Years from now, people will analyze why Obsession worked. They’ll talk about Curry Barker’s screenplay. They’ll talk about his direction. They’ll talk about the editing. They’ll talk about Focus Features and one of the smartest acquisitions in recent memory.
They should.
But none of those conversations should happen without spending just as much time talking about Inde Navarrette.
Because what Navarrette accomplishes in this film is extraordinary.

One of the things that makes Nikki such a difficult character is that the performance has to constantly evolve. The audience has to love her, fear her, sympathize with her, root for her, feel uncomfortable around her, and eventually become terrified of her. Most actors would be lucky to convincingly pull off two or three of those emotional turns. Navarrette somehow manages all of them.
What impressed me most wasn’t any individual scene. It was the range. The confidence. The control. At no point does Nikki feel like a collection of traits designed to move the plot forward. She feels like a real person. That’s why the horror works. That’s why the emotional moments land. That’s why audiences have become so invested in the movie.
Much like Toni Collette elevated Hereditary, Inde Navarrette elevates Obsession.
And that’s why I’ve become increasingly frustrated by the growing conversation that she should be campaigned as a supporting actress.
I understand the logic behind it. Awards campaigns are often strategic. Studios look for the clearest path toward nominations and wins. Sometimes that means moving performers into categories where the competition is less crowded.
But every time I hear that argument applied to Navarrette, it feels like we’re immediately starting from a position that diminishes what she actually accomplished.

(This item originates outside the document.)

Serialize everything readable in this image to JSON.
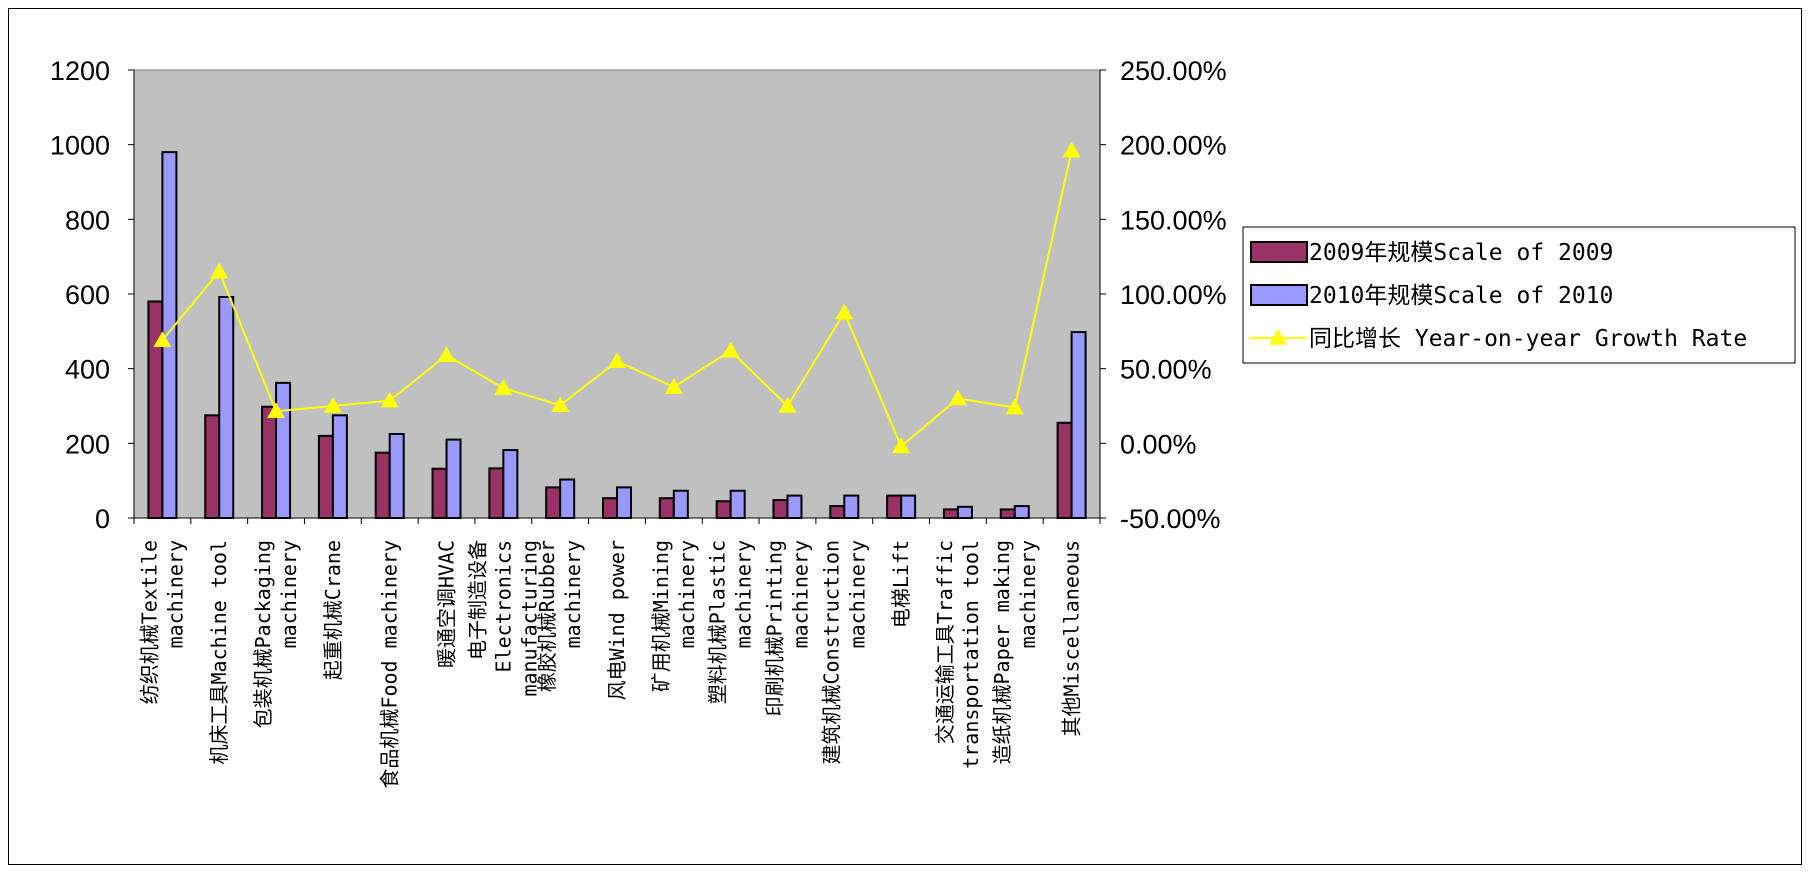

Nikki is not a supporting character. The movie belongs to her. The emotional burden of the film belongs to her. The audience’s connection to the story belongs to her. Everything that makes Obsession work ultimately runs through that performance.
So why are we already trying to move her out of the Best Actress conversation?
If horror fans spent years arguing that Toni Collette deserved to be treated like every other major actress in Hollywood, then we should be saying the same thing now. Not because Inde Navarrette is in a horror movie, but because she delivered one of the year’s best leading performances.
That’s the category she belongs in.
If she gets nominated, it should be for Best Actress. If she wins, it should be for Best Actress. And if she loses, she should lose while standing shoulder to shoulder with every other leading performance being celebrated this year.
Because after spending decades asking people to take horror seriously, the last thing we should be doing is minimizing one of our own accomplishments for the sake of improving the odds.
Let Inde Navarrette compete as what she is.
The lead of Obsession.
And one of the best actresses working in film this year.